Ballast helps keep ships upright in rough waters. The EPA requires ocean vessels to exchange their ballast water at sea or rinse the tanks if empty to kill freshwater organisms, but some may survive in residual mud or pools of water.
The proposed rule is based on standards recommended by the International Maritime Organization, an arm of the United Nations, that the shipping industry says are achievable. Environmentalists say they are inadequate. They contend water cleanliness standards 100 to 1,000 times as strong are needed to kill virtually all organisms and prevent more attacks by invaders such as zebra and quagga mussels, which have seriously damaged Great Lakes ecosystems and cost an estimated $200 million a year for damage repairs and control measures.

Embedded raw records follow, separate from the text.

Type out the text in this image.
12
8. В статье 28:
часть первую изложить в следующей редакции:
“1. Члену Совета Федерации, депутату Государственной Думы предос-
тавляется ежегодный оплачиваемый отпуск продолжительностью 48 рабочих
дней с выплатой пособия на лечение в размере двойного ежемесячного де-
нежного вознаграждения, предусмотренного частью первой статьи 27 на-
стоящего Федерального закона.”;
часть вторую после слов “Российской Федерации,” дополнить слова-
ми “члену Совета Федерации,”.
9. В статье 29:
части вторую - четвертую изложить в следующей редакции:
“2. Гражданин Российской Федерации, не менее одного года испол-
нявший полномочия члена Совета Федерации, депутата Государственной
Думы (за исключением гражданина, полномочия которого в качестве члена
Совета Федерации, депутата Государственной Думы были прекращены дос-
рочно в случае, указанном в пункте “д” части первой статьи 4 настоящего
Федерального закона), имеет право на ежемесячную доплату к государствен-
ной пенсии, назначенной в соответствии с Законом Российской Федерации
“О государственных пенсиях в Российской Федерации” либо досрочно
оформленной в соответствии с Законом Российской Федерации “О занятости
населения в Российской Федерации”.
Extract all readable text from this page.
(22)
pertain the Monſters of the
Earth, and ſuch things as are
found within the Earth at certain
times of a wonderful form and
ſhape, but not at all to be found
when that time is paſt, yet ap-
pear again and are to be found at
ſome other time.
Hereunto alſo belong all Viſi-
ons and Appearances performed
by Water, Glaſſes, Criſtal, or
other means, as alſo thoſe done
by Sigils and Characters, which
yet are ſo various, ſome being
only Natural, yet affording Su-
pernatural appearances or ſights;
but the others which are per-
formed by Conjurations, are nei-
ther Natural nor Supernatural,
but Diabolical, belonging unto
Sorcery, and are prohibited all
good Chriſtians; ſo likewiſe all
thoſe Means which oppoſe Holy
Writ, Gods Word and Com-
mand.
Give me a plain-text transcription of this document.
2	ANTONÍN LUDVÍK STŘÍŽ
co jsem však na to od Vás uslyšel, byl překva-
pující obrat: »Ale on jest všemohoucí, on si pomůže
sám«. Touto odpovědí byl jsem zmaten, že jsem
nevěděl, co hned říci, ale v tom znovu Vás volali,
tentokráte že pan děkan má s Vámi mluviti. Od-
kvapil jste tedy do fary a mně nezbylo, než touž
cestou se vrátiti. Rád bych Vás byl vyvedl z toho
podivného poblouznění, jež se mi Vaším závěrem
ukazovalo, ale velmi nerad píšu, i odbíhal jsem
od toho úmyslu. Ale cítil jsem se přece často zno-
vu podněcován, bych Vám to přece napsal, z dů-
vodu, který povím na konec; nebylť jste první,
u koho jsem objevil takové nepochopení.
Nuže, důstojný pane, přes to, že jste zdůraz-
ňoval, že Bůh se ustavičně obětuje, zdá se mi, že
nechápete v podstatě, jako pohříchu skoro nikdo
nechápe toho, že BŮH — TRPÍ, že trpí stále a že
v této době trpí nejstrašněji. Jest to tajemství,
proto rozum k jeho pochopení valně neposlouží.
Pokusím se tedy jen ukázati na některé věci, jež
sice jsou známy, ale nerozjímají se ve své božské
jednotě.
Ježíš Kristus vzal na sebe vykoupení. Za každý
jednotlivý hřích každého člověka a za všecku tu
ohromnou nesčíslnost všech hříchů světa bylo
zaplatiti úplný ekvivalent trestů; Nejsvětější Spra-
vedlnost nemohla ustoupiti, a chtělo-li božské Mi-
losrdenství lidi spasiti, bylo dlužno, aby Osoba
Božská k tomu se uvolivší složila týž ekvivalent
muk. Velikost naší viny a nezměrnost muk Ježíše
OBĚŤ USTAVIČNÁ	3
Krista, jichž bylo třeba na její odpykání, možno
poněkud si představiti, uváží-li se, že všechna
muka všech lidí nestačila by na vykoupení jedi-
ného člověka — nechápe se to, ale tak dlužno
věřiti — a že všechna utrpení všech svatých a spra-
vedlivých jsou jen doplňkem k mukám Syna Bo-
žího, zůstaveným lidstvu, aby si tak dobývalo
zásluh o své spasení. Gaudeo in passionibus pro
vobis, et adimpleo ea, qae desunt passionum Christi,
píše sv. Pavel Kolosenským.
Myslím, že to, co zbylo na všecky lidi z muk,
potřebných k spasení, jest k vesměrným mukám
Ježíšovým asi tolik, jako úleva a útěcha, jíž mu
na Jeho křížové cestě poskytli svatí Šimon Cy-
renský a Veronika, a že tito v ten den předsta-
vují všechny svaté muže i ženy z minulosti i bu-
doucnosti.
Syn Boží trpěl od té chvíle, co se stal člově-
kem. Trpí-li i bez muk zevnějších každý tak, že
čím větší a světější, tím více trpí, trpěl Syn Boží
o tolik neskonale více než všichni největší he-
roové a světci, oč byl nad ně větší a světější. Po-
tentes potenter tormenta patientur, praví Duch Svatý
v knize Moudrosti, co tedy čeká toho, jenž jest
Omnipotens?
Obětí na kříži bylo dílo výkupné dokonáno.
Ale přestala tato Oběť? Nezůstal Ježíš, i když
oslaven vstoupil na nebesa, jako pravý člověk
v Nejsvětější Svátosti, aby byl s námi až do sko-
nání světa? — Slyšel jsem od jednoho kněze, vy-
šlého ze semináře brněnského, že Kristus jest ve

The mussels clog water intake pipes, gobble plankton crucial to aquatic food chains and enable sunlight to penetrate deeper into the water column, contributing to growth of nuisance algae linked to botulism outbreaks that have killed thousands of shore birds.
"Invasive species are living pollution," said Thom Cmar, an attorney with the National Resources Defense Council. "If they can find each other and breed and multiply after they are dumped into a lake or coastal area, then it doesn't matter how few organisms were put there by the vessels in the first place."
Some states have their own ballast water requirements. In New York, rules scheduled to take effect in 2013 would set live-organism limits 100 times stronger than the international ones, while California is phasing in standards 1,000 times tougher.
Shipping groups say technology to meet those standards doesn't exist. A report issued last year by EPA's Science Advisory Board agreed. The industry contends if New York proceeds with its rule, international shipping will grind to a halt in the Great Lakes region because vessels must go through New York waters to reach the lakes.
The American Great Lakes Ports Association, which represents public port authorities on the U.S. side of the lakes, supports EPA's proposal but believes shipping companies should get more time to install ballast treatment equipment than the rule would allow, Executive Director Steve Fisher said. Environmentalists say the timeline is already too lenient. It would require installation to begin with a vessel's first dry-docking after 2014 or 2016, depending on its size.
"You can only ask the shipping companies to do what is possible," Fisher said. "The longer we keep debating what these rules are going to be, the longer no one does anything. We've gotten to the point where we're making the perfect the enemy of the good."
Environmentalists say the same methods used to treat municipal drinking water, such as chlorination, filtration and heat, could achieve the results they want.
"Half-measures will not cut it," said Marc Smith of the National Wildlife Federation. "We have solutions. It is time to use them."